I would like to talk about Moseley's first try again, the one that Greg McDonald scored two minutes into the match against Launceston last Saturday.
It was made to look relatively easy because of the quality of the pass that set it up. McDonald had to reach for the ball and in doing so he was angled naturally into a gap that he took with alacrity.
Smashing try and it virtually set up Moseley's victory there and then. And where did this lovely pass come from? From some visiting South African, over here to set up his pension? From some top-of-the-bill Tongan feeding on the easy pickings that now abound in English rugby?
No, it was home made. You cannot find rugby more indigenous than this. The giver of the pass was 21-year-old Oliver Thomas, who was born with black and red blood in his veins.
Thomas was reared by Moseley; he was sired by a Moseley man. So was McDonald. And so was Tom Warren, who scored Moseley's second try, and it occurred to me that 31 of the winning points were scored by young men who were virtually born on the premises.
There might not be too many active supporters of rugby football in Birmingham and its surrounds but those who take their Saturday pleasures at Bournbrook have a very strong association with the object of their passion.
It's a throw-back experience. A warming reminder of the days when Moseley, more or less, were an amalgam of the talent that poured from the rugby playing schools of the city. Oh my Finlan and my Fielding long ago!
And that's how it was at Coventry, it's how it was at Gloucester, Bristol and Northampton. A town team was exactly that. A symbol of local pride and powerful symbols they were.
Keith Fairbrother has never signed a front row even comparable with the ones that he played in at Coundon Road.
Coventry have their faithful supporters still and the club cater for them well but, as with nearly all the leading clubs in the land, you watch them for entertainment value. Only the name of the club is local.
Going to a rugby ground these days is like going to the music hall. You are attracted by what's on the bill. Roll up, roll up! Come and see the monster wing from Fiji.
Fairbrother is not so much a club chairman as an impresario and that is not to condemn any of his motives. Like all the other clubs, he wants success and modern rugby has evolved - should we say mutated? - along the principle that the price of success does not matter.
Perhaps it doesn't; new rugby's story has yet to be told and judged. And that's the thought that takes me back to Moseley.
The club have been breeding players, not international stars, perhaps, but good quality players, for years. Let's go back to the advent of professionalism.
Those players, whom men like White, Warren, Beale and Nutt spent hours, weeks and years informing were the club's future. Their ticket back to the top. And where are Moseley today?

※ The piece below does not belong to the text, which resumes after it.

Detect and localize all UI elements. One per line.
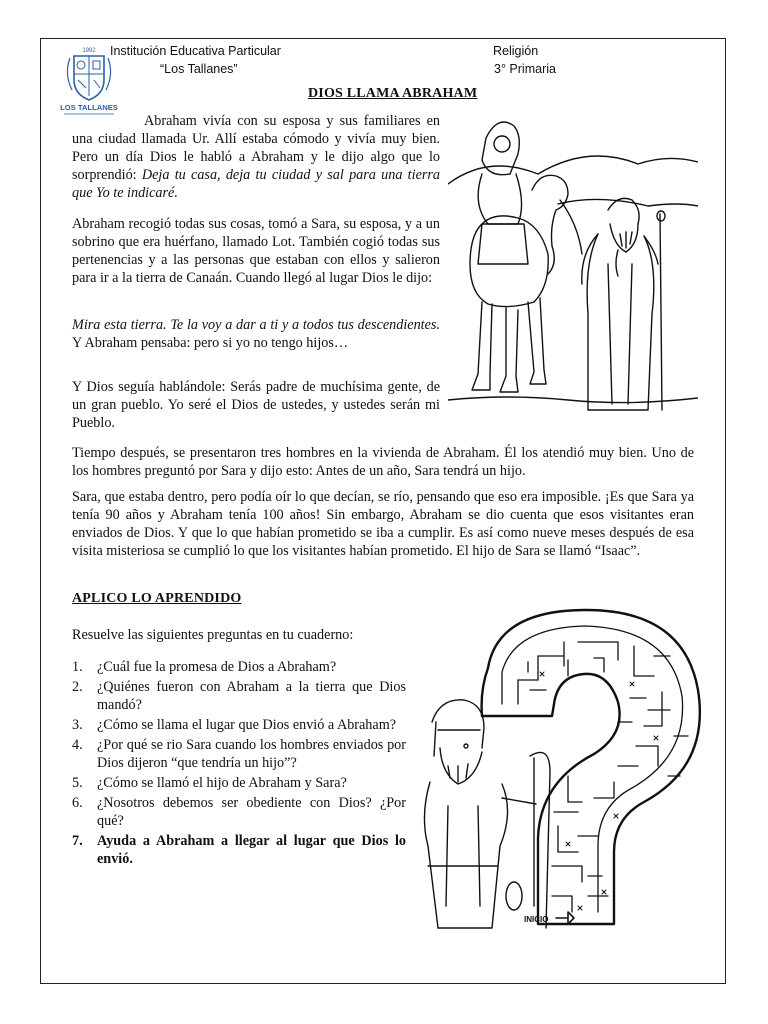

At the third level of the game.
We know how panic, bad management and lack of vision scuttled Moseley on their voyage into the professional game but with a player-producing structure as fecund as theirs, why do they languish still? And when will the ascent begin?
If, as has happened, they nurture players who are exceptionally good, they will lose them to clubs who can pay them more and offer them higher rugby. Will young Thomas, when his game is complete, become a target for Premiership clubs? One has already sent out feelers in his direction.
Say, though, Moseley keep what they've got. Their present side will surely get better and are already a decent bet for promotion next season. But is that it? Will the club simply be treading water after that?
That's a question I put to a man who is immersed in the club's fortunes, the father of one of the present side. To get out of level three, to stay at level two, he opined, Moseley would have to forget the romantic notion of thriving through their own production initiatives.
"We are going to have to buy," he said. "We are going to have to bring in a few name players."
Moseley tried that once. What a headache running rugby clubs has become.